Tesla bleibt momentan nur der Import der Fahrzeuge aus den USA nach China

Tesla bleibt momentan nur der Import der Fahrzeuge aus den USA nach China, weil Tesla dort noch kein Werk hat. Bild: Tesla

Zuvor hatte am Freitag (6. Juli) China im Gegenzug für die US-Zölle eigene Strafzölle für Produkte aus den USA in Kraft gesetzt, insgesamt für Waren im Volumen von 34 Milliarden US-Dollar. Davon betroffen sind auch Fahrzeugimporte aus den USA und somit Teslas.

Anfang Juli hatte Tesla die Preise schon einmal um 6 Prozent reduziert, als China die Einfuhrzölle gesenkt hatte. Der Preisvorteil war aber kurzlebig. Mit den neuen Abgaben werden nun insgesamt Zölle von 40 Prozent für Tesla-Fahrzeuge in China fällig. Tesla-Händler haben zwar noch Restbestände an Fahrzeugen, die bereits vor den neuen Zöllen ins Land gekommen sind. Doch die dürften schnell verkauft sein.

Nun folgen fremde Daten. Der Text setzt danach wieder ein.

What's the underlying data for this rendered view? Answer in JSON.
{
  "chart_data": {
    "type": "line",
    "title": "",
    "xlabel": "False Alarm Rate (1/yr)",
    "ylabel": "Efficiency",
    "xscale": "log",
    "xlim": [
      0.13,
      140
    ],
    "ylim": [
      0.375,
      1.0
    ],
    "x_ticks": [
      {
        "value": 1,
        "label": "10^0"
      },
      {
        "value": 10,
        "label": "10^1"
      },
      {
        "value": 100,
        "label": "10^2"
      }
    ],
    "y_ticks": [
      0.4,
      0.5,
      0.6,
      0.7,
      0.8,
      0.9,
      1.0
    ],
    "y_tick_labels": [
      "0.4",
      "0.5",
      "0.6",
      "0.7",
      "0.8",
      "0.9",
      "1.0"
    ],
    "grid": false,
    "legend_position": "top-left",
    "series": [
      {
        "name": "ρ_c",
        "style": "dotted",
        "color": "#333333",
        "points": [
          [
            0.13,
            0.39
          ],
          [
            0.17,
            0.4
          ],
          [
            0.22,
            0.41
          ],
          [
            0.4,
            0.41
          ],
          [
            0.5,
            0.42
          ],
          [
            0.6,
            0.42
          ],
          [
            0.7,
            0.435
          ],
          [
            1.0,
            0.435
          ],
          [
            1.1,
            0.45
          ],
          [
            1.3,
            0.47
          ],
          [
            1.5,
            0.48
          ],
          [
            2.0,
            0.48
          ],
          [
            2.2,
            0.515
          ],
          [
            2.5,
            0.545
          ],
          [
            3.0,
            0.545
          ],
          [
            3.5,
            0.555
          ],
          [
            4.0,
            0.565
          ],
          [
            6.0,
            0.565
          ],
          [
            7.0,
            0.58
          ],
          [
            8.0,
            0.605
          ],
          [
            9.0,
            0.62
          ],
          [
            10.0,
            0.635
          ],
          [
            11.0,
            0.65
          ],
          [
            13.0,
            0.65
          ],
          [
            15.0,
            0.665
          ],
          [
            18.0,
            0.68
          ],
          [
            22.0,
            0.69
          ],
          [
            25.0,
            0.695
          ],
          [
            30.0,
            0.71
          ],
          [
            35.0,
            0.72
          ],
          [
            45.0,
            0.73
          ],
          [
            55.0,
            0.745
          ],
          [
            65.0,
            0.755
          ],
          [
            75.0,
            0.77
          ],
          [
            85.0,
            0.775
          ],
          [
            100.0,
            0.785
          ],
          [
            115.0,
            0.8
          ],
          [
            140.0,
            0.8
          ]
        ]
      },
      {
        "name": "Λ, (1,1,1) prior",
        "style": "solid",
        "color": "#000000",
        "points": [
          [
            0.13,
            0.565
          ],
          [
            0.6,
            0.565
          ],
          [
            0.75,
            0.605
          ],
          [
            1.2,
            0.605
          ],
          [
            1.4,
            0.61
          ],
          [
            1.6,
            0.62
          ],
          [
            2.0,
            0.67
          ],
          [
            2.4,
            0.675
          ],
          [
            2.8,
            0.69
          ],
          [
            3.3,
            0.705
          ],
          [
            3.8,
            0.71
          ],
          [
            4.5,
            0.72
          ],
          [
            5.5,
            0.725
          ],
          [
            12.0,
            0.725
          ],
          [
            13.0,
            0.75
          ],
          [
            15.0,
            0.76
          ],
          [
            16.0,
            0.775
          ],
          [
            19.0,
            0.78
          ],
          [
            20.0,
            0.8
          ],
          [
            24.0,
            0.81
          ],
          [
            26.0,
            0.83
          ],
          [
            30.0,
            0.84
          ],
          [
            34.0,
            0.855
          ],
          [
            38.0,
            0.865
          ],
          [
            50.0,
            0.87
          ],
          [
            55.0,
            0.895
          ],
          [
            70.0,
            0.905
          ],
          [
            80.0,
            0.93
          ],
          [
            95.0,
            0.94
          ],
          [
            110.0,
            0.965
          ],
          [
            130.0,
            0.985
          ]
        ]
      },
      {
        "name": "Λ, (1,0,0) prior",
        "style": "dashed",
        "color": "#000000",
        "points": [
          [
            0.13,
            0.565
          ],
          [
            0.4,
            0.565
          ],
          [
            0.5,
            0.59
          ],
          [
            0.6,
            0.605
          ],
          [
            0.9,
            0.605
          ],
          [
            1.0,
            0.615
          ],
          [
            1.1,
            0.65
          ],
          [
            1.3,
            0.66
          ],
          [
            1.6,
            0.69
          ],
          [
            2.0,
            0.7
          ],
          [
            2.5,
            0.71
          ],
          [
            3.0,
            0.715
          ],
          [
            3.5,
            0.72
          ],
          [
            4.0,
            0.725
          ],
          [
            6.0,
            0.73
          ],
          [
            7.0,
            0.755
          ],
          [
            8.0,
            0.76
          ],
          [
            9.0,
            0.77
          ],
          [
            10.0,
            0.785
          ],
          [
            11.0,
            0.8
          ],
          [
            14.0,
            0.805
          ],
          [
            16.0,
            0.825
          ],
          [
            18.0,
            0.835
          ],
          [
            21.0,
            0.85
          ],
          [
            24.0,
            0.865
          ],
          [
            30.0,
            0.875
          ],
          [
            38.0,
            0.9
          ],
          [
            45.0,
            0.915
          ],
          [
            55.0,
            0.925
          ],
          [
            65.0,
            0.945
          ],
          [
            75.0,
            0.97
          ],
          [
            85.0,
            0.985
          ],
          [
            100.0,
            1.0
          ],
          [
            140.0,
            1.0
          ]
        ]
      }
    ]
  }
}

Tesla würde zwar gerne ein Werk in China bauen. Solange es das nicht gibt, bleibt aber nur der Import der Fahrzeuge aus den USA. Vergangenes Jahr verkaufte der Elektroautobauer 17.000 Fahrzeuge im Reich der Mitte. China war damit der zweitgrößte Markt für den US-Hersteller.